I would add to your Task's docker startup script the following:
ls -la /.ssh
ls -la ~/.ssh
cat ~/.ssh/id_rsa
Let's see what you get
configurations:
extra_clearml_conf: ""
extra_trains_conf: ""
extra_vm_bash_script: |
aws ssm get-parameter --region us-west-2 --name /clearml/github_ssh_private_key --with-decryption --query Parameter.Value --output text > ~/.ssh/id_rsa && chmod 600 ~/.ssh/id_rsa
source /clearml_agent_venv/bin/activate
hyper_params:
iam_arn: arn:aws:iam::<my account id>:instance-profile/clearml-2-AutoscaledInstanceProfileAutoScaledEC2InstanceProfile56A5348F-90fmf6H5OUBx
So I get output with this one, but the console only shows me the output from my machine.
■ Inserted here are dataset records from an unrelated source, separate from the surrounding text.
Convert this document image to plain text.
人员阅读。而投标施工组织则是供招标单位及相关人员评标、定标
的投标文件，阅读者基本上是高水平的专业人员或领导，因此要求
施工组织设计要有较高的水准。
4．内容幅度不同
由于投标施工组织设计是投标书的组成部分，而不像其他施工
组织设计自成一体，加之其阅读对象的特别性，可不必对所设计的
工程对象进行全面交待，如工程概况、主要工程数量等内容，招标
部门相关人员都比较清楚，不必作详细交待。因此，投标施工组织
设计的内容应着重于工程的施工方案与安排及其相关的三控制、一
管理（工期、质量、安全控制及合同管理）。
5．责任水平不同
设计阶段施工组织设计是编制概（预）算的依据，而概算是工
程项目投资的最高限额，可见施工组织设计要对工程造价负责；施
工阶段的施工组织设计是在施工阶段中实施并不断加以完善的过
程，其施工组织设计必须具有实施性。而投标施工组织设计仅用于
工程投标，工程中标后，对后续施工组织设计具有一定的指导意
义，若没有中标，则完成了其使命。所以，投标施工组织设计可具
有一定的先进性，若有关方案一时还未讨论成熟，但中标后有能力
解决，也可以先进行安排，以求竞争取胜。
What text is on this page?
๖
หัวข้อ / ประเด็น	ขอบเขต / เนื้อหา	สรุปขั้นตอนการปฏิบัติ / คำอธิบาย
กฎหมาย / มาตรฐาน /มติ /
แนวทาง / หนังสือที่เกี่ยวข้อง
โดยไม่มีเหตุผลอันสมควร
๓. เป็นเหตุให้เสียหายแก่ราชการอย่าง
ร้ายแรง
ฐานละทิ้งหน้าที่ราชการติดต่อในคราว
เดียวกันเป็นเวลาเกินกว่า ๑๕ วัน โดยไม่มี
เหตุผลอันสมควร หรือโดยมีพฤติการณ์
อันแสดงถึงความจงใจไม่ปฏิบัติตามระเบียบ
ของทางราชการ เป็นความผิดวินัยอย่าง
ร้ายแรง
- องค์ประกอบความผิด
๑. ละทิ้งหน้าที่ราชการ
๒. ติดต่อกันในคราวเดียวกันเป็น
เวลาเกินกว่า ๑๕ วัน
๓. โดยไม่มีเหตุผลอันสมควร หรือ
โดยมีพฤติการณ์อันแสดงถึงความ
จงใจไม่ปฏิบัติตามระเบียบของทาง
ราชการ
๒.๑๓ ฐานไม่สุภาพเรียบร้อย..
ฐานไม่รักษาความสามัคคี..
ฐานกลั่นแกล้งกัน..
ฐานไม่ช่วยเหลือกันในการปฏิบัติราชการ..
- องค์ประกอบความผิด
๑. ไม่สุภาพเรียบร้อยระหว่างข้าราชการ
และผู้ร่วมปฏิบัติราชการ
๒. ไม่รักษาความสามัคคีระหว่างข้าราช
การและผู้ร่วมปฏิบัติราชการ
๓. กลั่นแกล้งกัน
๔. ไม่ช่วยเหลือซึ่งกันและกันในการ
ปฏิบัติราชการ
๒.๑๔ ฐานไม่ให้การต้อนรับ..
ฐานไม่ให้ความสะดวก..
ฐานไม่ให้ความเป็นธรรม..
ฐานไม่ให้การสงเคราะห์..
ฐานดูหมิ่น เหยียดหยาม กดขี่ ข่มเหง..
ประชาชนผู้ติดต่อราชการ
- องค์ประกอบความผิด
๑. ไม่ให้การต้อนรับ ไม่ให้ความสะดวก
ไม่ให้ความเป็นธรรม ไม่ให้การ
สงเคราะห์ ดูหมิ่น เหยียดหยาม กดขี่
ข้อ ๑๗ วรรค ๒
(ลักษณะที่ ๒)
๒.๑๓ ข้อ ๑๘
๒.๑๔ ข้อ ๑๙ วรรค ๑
For example, the SSH key is present, and whoami results in ericriddoch
I don't see it as an argument in Task.init or Task.execute_remotely
That's with the key at
/root/.ssh/id_rsa
You mean inside the container that the autoscaler spinned ?
Notice that the agent by defult would mount the Host .ssh over the existing .ssh inside the container, if you do not want this behavior you need to set: agent.disable_ssh_mount: true in clearml.conf
Remove this from your startup script:
#!/bin/bash
there is no need that, it actually "markes out" the entire thing
Actually, dumb question: how do I set the setup script for a task?
When you clone/edit the Task in the UI, under Execution / Container you should have it
After you edit it, just push it into the execution with the autoscaler and wait 🙂
Well wow, I figured it out. You equiped me with a solid debugging tool AKA running bash commands within the docker container.
I had to pre-add GitHub and Bitbucket to known hosts by adding keyscan commands
configurations:
extra_clearml_conf: ""
extra_trains_conf: ""
extra_vm_bash_script: |
echo "fetching github key" && (aws ssm get-parameter --region us-west-2 --name /clearml/github_ssh_private_key --with-decryption --query Parameter.Value --output text > ~/.ssh/id_rsa && chmod 600 ~/.ssh/id_rsa) || echo "failed"
source /clearml_agent_venv/bin/activate
echo "fetching github key" && (aws ssm get-parameter --region us-west-2 --name /clearml/github_ssh_public_key --with-decryption --query Parameter.Value --output text > ~/.ssh/id_rsa.pub && chmod 600 ~/.ssh/id_rsa.pub) || echo "failed"
source /clearml_agent_venv/bin/activate
# I added these new lines:
ssh-keyscan github.com >> ~/.ssh/known_hosts
ssh-keyscan bitbucket.org >> ~/.ssh/known_hosts
Let's see. The screenshots above are me running on the host, not attaching to a running container. So I believe I do want the keys to be mounted into the running containers.
It's an Amazon Linux AMI with the AWS CLI pre-installed on it. It uses the AWS CLI to fetch the key from AWS SSM Parameter Store. It's granted read access to that SSM Parameter via the instance role.